Irak'ın ikinci büyük şehri Musul, medeniyetin doğduğu yerlerden. Kutsal kitapların indiği bu coğrafyanın en iyi günlerini de, kötülerini de yaşamış yorgun ve tozlu şehri.
Bugün bu şehir bütün uluslararası kamuoyunun ilgisine mazhar olan büyük bir savaş ile mücadele ediyor.
2014 yılında, bölgenin en büyük şehirlerinden biri DEAŞ'a karşı operasyonlar başlamışken bu örgütün eline düştü. Hem de bütün dünya için utanç verici bir şekilde. Şehirde konuşlanmış Irak ordusu tek kurşun atmadan kaçtı. DEAŞ'ın eline dünyanın mühimmatı ve Musul bankasının dolu rezervleri geçti.
Amerikan Başkanı danışmanlarını acil koduyla topladı. Ve ekran karşısına geçti. Barack Obama'nın hedefinde Irak Başbakanı Nuri Maliki vardı.
Maliki'nin mezhepçi siyaseti Irak'ı o kadar bölmüştü ki, Irak ordusu hiçbir aidiyet hissetmediği bir halkı DEAŞ'ın insafına bırakmıştı. Irak'ın Maliki'den bezmiş Sünnileri için ise DEAŞ ehven-i şer görülmüştü.
Şimdi Irak ordusu suç mahalline geri döndü. DEAŞ, kasım ayında başlayan bir operasyon ile püskürtülmeye çalışılıyor.
Lakin tarihin acı bir tekerrürü ile karşı karşıyayız. Kenti DEAŞ'a bırakan politikalar devam ediyor.
Erbil'den çıkan ve Musul'a ulaşan bir hatta, Kürdistan'ı geçer geçmez, halkını Sünni Arap ve bir miktar Hıristiyan nüfusun oluşturduğu bir bölge DEAŞ'tan temizlenmiş durumda.

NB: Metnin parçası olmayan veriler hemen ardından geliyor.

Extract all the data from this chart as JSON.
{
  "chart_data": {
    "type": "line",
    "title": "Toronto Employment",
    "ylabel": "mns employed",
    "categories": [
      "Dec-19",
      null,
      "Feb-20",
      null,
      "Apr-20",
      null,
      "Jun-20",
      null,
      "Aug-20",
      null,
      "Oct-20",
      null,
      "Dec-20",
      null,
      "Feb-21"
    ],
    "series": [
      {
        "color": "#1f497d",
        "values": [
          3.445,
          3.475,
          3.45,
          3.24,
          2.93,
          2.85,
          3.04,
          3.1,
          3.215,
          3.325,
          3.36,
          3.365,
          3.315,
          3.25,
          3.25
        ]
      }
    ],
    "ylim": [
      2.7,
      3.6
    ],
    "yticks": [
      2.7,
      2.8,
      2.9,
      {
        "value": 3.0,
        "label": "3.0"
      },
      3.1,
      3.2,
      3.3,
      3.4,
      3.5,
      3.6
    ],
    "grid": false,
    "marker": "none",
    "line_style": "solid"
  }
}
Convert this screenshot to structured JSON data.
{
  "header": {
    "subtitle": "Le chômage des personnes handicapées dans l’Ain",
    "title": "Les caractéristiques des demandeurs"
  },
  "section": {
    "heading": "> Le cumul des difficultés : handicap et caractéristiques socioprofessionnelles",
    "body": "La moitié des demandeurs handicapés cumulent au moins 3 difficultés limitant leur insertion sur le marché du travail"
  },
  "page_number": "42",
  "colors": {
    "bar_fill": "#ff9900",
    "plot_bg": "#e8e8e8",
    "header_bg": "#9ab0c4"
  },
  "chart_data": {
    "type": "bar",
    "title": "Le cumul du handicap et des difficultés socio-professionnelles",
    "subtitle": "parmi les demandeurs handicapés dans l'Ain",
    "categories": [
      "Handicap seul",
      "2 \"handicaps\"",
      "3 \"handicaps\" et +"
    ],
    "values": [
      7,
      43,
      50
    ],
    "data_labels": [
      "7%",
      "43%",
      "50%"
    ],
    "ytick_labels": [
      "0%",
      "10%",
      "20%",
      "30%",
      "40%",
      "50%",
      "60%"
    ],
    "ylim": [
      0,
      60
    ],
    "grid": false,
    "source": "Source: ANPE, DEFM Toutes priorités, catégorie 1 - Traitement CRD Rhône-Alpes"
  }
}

Fakat DEAŞ işgalinden kurtulan topraklarda yeni bir işgal var.
İran işgali Suriye ve Lübnan'da olduğu gibi burada da etkisini epey frapan ve provokatif bir şekilde gösteriyor.
Sanki Sünni Arapları daha da marjinalize etmek, Bağdat hükûmetinden nefret ettirmek istermişçesine, yüzyılların Sünni kasabalarında, İran lideri Hamaney'in posterleri, Hazreti Ali yazan bayraklar ve Haşdi Şabi 'nin onlarca kolunun birbirine benzeyen farklı flamaları dalgalanıyor.